A cultura de fagócitos no presente estudo foi realizada a 37 °C, em atmosfera com 5% de CO2. Os fagócitos do sangue periférico foram isolados por sedimentação espontânea9. A técnica de sedimentação espontânea garante uma suspenção celular com cerca de 77% de neutrófilos10. As demais células presentes são, em ordem de quantidade: hemácias, eosinófilos, monócitos e linfócitos. Assim, a cultura realizada desta forma permite o contato direto entre os diferentes tipos celulares, possibilitando que hemácias sejam fagocitadas por outras células sanguíneas, como ocorre na síndrome hemofagocítica, possibilitando o diagnóstico de HLH no presente relato. A literatura mostra que a biópsia de medula óssea geralmente apresenta-se normal nos primeiros dias da síndrome.
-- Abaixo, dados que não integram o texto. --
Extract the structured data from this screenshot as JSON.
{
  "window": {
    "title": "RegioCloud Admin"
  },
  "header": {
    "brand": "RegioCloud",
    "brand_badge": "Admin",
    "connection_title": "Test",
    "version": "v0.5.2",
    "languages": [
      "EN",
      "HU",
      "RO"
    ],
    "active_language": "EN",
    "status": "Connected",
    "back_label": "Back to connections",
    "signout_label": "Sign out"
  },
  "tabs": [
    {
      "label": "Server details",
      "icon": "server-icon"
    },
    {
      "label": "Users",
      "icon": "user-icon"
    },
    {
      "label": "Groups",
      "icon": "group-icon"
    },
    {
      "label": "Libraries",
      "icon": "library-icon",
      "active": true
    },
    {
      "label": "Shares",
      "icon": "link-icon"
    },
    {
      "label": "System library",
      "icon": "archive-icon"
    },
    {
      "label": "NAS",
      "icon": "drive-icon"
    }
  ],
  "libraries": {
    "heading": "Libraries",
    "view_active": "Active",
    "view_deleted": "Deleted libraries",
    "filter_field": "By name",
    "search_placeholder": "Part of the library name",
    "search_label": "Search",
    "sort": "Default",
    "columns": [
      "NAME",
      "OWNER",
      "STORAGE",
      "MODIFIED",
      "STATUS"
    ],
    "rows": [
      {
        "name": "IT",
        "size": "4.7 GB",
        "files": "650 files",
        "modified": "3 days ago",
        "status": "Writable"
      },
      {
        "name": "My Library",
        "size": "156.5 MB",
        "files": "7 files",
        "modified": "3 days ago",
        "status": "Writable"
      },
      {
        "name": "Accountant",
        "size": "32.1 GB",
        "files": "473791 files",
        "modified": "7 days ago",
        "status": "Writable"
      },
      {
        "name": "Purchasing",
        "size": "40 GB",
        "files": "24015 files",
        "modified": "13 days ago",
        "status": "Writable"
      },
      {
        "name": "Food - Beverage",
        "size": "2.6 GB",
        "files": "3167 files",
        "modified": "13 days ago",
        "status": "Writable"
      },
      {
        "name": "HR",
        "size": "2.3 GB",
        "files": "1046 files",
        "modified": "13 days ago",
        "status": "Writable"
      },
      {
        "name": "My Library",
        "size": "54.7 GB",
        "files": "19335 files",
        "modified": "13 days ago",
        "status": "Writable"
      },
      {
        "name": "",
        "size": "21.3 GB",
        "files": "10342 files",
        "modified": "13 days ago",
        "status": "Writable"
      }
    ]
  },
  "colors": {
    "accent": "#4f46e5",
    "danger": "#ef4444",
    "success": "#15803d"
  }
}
O tratamento precoce de HLH é de fundamental importância para a sobrevida dos portadores. A HLH convencionalmente é tratada com etoposide, rituximabe, ruxolitinibe ou emapalumabe11‑13, podendo ser utilizado transplante de células-tronco hematopoiéticas em pacientes refratários ao tratamento. Devido à indisponibilidade das drogas de primeira linha e em virtude da piora do quadro clínico foi instituída terapêutica de segunda opção: indução de pulsoterapia com metilprednisolona. Mesmo não sendo a primeira linha de tratamento, o uso de corticosteroides e o tratamento das infecções desencadeantes permitiu o controle das manifestações clínicas e laboratoriais. Após o tratamento do estado hiperinflamatório, a paciente apresentou remissão completa do quadro febril, melhora da dispneia, tornando-se confortável em ar ambiente e melhora dos exames laboratoriais. Após quatro semanas houve regressão total do quadro, melhora do estado geral, permitindo que a paciente recebesse alta com acompanhamento ambulatorial.

 

Conclusão

A cultura de sangue periférico do presente relato mostrou síndrome hemofagocítica por fagócitos neutrofílicos e mononucleares precedendo a hemofagocitose apontada pela biópsia de medula óssea.

O presente caso foi apresentado para mostrar que a cultura de sangue periférico pode auxiliar nos casos de hipótese clínica de síndrome hemofagocítica que apresentem biópsia normal de medula óssea ao início do quadro.